Unilever will increase its prices at a more “rapid rate” in 2011 as it continues to look to offset rising commodity costs, concerns over which hit the company’s share price today (3 February).

The UK group’s stock closed down 1.1% in London this afternoon despite a 26% increase in annual profits and accelerating underlying sales growth in the fourth quarter of 2010.

However, rising commodity costs hit Unilever’s margins in the last three months of the year, which led some analysts to express concern about the company’s ability to protect margins this year.

Investec analyst Martin Deboo said Unilever was “struggling” for margin in what he described as the “foothills” of input cost inflation. “With input cost inflation only just getting into its stride in the fourth quarter, we view this margin result as a troubling portent of what is to come in 2011,” Deboo wrote in a note to clients.

Speaking to just-food, Michael Polk, president of Unilever’s food, home and personal care operations, pointed to the progress the company had made on pricing in the fourth quarter of 2010.

“We had 5% underlying sales growth in the fourth quarter – all of it was volume driven but, in-quarter, we did have positive pricing and that will pick up as more and more price increases are landed in the market place – and they will increase at a rapid rate into 2011,” Polk said. “The fact that we don’t have negative pricing is a step in the right direction.”

Unilever has estimated that its input costs will increase by around 400 basis points in 2011. Polk described the “headwind” as “sizeable” but pointed to 2008, a year when food manufacturers faced the last spike in commodity prices, and said the company’s input costs rose by around 650 basis points.

“While we don’t exactly love the profile of our growth in 2008 – we were able to cover that inflation and not have volumes decline,” Polk said. “We had flat volumes the last time we had to deal with this.
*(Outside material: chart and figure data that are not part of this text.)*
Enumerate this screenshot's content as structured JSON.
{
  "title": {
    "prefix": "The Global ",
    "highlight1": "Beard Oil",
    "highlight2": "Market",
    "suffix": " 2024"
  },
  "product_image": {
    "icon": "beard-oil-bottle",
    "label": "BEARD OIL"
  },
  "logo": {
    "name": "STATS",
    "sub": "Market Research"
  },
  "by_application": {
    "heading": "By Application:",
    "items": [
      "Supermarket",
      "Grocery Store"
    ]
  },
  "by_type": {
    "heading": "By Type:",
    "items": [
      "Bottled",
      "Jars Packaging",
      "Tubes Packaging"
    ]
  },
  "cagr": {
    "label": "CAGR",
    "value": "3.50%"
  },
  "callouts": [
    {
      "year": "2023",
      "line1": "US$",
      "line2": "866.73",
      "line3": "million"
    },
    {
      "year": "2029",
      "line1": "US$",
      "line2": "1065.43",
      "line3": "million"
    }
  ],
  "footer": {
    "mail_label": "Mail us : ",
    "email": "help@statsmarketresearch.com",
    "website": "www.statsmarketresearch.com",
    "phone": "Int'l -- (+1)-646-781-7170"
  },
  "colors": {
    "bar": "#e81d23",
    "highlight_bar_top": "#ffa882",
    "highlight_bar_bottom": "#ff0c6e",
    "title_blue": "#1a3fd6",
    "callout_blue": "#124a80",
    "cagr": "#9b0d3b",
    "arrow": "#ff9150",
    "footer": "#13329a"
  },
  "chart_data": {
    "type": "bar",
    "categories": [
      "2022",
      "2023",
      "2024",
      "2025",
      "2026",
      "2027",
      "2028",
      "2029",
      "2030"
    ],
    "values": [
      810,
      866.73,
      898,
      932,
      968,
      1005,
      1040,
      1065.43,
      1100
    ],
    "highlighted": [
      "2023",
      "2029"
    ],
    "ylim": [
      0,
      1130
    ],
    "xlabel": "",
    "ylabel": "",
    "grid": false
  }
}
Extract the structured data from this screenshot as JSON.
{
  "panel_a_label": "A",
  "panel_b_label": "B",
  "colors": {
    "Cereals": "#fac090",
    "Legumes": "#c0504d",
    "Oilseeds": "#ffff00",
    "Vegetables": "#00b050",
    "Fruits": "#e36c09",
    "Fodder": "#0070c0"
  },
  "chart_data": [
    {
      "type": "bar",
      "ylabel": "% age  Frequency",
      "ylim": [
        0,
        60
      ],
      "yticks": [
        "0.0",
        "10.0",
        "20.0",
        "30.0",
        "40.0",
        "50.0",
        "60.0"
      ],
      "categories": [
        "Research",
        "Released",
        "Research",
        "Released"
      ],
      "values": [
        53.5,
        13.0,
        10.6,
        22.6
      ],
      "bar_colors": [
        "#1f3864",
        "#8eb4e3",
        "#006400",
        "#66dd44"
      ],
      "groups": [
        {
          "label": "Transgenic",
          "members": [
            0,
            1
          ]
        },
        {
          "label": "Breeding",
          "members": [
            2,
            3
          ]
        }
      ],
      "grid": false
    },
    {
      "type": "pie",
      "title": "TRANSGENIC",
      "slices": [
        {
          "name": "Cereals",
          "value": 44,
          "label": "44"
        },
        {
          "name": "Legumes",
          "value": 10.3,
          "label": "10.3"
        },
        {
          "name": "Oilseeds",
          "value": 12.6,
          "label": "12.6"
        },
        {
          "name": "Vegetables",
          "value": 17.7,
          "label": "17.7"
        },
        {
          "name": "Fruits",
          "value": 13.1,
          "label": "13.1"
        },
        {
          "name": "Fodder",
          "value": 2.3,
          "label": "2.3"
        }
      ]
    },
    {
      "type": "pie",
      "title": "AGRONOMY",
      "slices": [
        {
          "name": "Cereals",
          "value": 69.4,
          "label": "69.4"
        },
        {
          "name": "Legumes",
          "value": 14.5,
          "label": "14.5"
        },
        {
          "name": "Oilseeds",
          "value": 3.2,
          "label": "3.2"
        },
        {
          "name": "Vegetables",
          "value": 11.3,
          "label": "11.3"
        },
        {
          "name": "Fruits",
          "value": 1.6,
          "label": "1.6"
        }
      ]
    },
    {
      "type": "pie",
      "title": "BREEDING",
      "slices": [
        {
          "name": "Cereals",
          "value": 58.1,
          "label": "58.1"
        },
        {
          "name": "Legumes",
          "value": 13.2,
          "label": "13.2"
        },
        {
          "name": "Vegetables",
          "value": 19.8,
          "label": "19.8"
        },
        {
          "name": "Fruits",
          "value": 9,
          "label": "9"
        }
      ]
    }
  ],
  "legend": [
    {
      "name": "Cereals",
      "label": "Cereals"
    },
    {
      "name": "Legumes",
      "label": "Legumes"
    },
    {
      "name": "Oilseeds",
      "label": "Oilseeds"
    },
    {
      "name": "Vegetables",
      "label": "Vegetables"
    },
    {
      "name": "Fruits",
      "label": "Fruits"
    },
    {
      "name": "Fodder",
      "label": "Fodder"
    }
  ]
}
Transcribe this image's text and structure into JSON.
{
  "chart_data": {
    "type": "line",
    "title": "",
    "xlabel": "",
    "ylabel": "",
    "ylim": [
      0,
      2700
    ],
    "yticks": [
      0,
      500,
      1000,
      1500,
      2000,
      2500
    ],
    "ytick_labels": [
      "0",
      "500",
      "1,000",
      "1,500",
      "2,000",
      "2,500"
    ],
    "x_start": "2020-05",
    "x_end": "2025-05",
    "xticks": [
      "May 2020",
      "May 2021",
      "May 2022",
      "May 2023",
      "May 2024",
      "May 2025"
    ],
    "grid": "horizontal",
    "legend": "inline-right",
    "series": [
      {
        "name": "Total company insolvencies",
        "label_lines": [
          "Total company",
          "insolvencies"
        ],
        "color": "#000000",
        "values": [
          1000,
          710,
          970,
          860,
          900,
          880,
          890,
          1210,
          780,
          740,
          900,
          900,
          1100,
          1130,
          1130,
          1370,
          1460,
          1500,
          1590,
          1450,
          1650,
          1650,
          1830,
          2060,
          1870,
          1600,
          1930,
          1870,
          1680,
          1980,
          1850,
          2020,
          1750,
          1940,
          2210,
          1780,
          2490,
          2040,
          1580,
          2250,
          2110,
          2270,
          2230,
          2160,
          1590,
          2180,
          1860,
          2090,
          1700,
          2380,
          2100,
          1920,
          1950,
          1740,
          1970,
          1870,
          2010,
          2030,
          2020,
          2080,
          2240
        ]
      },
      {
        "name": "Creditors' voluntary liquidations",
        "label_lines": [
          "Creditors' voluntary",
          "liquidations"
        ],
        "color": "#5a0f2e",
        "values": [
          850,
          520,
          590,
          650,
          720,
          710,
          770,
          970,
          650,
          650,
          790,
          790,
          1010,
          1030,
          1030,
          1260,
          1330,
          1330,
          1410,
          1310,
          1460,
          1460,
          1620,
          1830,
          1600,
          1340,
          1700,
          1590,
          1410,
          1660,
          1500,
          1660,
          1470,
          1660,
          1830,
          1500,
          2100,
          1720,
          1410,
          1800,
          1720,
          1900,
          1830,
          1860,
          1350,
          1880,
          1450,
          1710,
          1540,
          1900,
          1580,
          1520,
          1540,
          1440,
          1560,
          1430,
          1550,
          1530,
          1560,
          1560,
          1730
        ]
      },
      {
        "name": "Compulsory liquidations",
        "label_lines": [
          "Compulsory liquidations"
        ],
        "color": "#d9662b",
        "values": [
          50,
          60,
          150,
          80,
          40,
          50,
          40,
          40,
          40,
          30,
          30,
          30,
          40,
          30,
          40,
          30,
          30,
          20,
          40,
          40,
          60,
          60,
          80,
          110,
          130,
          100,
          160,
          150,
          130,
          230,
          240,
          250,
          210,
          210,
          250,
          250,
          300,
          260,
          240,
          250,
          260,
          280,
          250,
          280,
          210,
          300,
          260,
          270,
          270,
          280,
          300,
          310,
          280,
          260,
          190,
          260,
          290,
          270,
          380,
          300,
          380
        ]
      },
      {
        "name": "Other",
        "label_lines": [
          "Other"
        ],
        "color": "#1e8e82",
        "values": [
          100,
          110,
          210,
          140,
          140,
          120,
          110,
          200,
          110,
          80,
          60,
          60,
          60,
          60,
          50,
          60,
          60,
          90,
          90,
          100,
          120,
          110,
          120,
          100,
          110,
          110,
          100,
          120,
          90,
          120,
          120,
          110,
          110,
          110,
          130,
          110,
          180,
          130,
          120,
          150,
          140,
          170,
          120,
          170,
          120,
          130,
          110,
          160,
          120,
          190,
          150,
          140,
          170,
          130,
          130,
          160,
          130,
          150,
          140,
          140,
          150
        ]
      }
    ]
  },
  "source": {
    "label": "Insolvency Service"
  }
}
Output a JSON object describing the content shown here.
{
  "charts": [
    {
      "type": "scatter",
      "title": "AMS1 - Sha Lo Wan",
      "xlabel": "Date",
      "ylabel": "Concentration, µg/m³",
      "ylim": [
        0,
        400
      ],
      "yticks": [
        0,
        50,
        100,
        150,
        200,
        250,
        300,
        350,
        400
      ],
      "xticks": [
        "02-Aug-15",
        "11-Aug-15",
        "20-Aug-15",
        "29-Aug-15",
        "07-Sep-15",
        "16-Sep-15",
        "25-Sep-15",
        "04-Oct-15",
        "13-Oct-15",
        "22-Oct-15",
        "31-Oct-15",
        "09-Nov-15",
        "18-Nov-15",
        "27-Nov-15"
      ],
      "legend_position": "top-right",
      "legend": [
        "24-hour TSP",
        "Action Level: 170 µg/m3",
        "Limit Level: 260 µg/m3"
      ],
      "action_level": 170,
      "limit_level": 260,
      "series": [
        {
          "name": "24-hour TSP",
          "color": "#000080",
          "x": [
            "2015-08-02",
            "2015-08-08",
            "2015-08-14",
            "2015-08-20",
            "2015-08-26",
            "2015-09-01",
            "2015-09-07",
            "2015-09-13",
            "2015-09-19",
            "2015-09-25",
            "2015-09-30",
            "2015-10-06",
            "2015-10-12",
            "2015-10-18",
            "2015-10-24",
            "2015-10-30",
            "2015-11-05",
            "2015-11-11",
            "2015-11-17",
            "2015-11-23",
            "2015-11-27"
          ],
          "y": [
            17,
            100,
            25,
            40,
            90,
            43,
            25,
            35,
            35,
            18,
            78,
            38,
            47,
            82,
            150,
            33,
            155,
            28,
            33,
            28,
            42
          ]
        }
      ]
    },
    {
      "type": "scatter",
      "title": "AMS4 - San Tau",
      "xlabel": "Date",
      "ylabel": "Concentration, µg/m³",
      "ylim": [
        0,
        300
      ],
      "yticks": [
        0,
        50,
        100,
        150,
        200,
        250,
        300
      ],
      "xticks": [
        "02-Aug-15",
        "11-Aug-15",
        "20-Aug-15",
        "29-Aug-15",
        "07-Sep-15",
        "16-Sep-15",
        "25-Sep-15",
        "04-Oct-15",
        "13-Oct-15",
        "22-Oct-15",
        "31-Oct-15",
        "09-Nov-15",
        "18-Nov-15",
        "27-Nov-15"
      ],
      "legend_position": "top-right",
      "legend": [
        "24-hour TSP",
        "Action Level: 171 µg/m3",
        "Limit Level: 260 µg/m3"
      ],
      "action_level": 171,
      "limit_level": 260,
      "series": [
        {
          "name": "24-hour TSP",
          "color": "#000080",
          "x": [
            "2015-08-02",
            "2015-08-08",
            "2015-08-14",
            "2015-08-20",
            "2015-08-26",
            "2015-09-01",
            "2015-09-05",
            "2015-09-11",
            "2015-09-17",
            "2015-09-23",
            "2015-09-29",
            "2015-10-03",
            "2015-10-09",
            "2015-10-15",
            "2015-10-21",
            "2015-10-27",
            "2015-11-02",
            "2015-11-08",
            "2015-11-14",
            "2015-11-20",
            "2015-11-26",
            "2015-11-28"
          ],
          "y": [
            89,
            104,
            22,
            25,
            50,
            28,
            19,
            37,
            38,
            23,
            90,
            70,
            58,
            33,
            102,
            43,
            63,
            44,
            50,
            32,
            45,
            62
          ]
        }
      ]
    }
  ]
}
Now, a lot has changed since 2008. We’ve added EUR700m (US$954.8m) more to our advertising and promotions budget since 2008. We’ve got a stronger innovation funnel. We’ve also got the experience of having priced up and down effectively,” Polk said. “So we’ve built a real capability in handling commodity volatility and landing pricing.”

The Unilever executive noted that the company would also look to cost savings and the mix of its portfolio to “deal with commodity inflation”.

Unilever, which generates over half its sales from what its characterises as “developing and emerging markets”, is also facing stronger markets in the non-developed world compared to 2008, Polk argued.

“The economic conditions in the developing and emerging markets are actually more robust today than they were in 2008,” Polk said. “The volatility, the uncertainty that happened in concert with that commodity spike was far broader and radical than what we are dealing with at this point. You see robust economies with a capacity probably to land that pricing in a better way than we were able to in 2008. Even in the developed markets, you begin to see economies starting to pick up despite the the challenges of unemployment and the other issues that are out there.”

However, he added: “We are not going to price anything unless we can maintain our principle of building our volume share. The key variable that will influence will be what the competition does. We will not compromise on our core belief that we have to deliver competitive levels of price versus the right reference point for each brand in each market.”